Besides offering release through amusement, the Police were also adept at showing you the bright side of dire situations (it’s true: Howard Jones doesn’t have a monopoly on this). Rather than defusing tension, the Police reshaped it: keeping the stakes intact, but altering how those stakes feel.

Walking in Your Footsteps

On their last album, the Police upped the darkness ante with Walking in Your Footsteps by discussing the Cold War. Aware that the ‘80s already had plenty of songs about this, Sting takes a unique tack by taking a role of a wide-eyed child, asking his favorite dinosaurs what they did wrong in becoming extinct, so that humanity doesn’t follow in their footsteps. The slower pace, and gentle, faux-African flutes and drumbeats invoke dinosaurs plodding through the jungle with a storybook calm. The Police eschew the usual tense vocals and melodies of Cold War songs (think Major Tom), with an emphatic-but-relaxed delivery. This reframing serves to lower the emotional heat of the song (something Sting solo does often). Footsteps ends with “the meek shall inherit the earth” as a gentle reminder that cooler heads will help us avoid extinction. The Police are not saving the day, but keeping us calm so that we can save the day.
Walking In Your Footsteps
The Police

Walking on the Moon

The Police express their frustration about emotional distance in a romantic relationship in Walking on the Moon. This song topic had already been been used a lot in rock and even new wave, but the Police deftly and effectively use an immersive moonwalk metaphor to keep it fresh. The sonics and vocals are purposely sparse to mimic the expansive void of space. Also, the usually-tight Police guitar riffs are instead drawn-out and have heavy reverb to simulate the slowness of moving around with the Moon’s low gravity. And Walking even has a Zen quality, lightening the subject matter. That shift matters. Lunar/being invisible double entendres like “My feet don't hardly make no sound” are among the most clever in new wave. While Sting gets a few jabs in lyrically to remind us what the song is really about, like with “I hope my leg don’t break”. Instead of emphasizing absence or loss, the song turns distance into something almost meditative.
Walking On The Moon
The Police

When the World is Running Down (You Make the Best of What's Still around)

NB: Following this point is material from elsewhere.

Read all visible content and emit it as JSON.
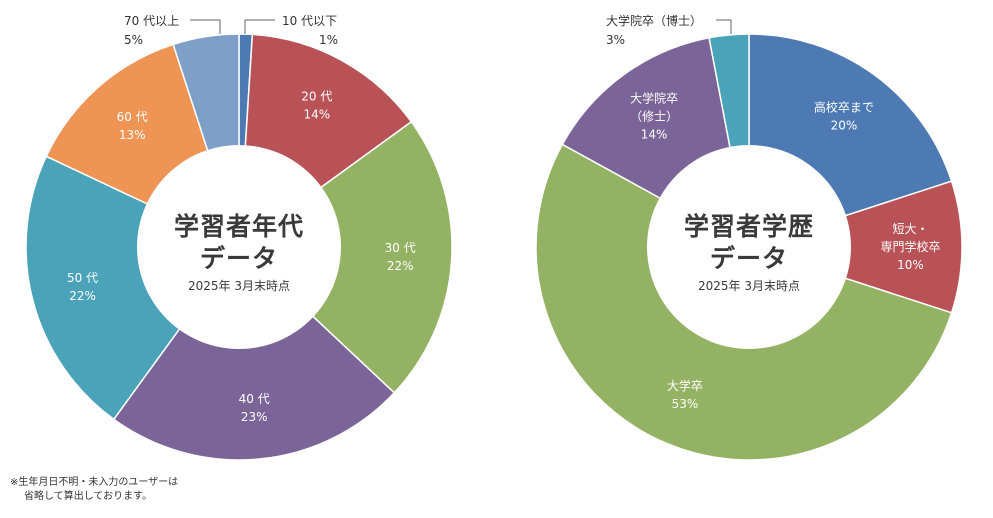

It’s only fitting to conclude with the underrated album track When the World is Running Down, which still gets radioplay on indie stations like Chicago’s WXRT. The Police establish a dark backdrop for this song: Sting is bunkered away, either because of an ongoing apocalypse or severe agoraphobia. But being a music lover, he watches James Brown concerts and even records his own music to make the best of the situation. Even the title carries this reframing logic - when the world is running down, the response isn’t to resist, but to live differently within it. The verses actually lean upbeat - Sting’s bass guitar and Copeland’s drums move along at a brisk pace. And Sting appropriately sings in a fast, clipped manner. After all, he’s been alone for ages and is now describing his passion to you. In the chorus, he’s reminded of the dire situation outside and defeat creeps in his voice. But the galloping rhythm section and guitar stabs remain the same, allowing Sting to regroup and return to his music routine to cope. The world may be shrinking, but the experience of living in it is kept steady, even purposeful.
When The World Is Running Down, You Make The Best Of What's Still Around
The Police

Outro

The Police didn’t eliminate tension - they redirected it. Whether through humor that undercut their darkest ideas or reframing that made those ideas manageable, they rarely let a song collapse under its own weight. Instead, they kept it moving. That balance. between unease and control, darkness and lift, is what makes their music endure. The world may be running down, but in the Police’s hands, it never quite feels like the end.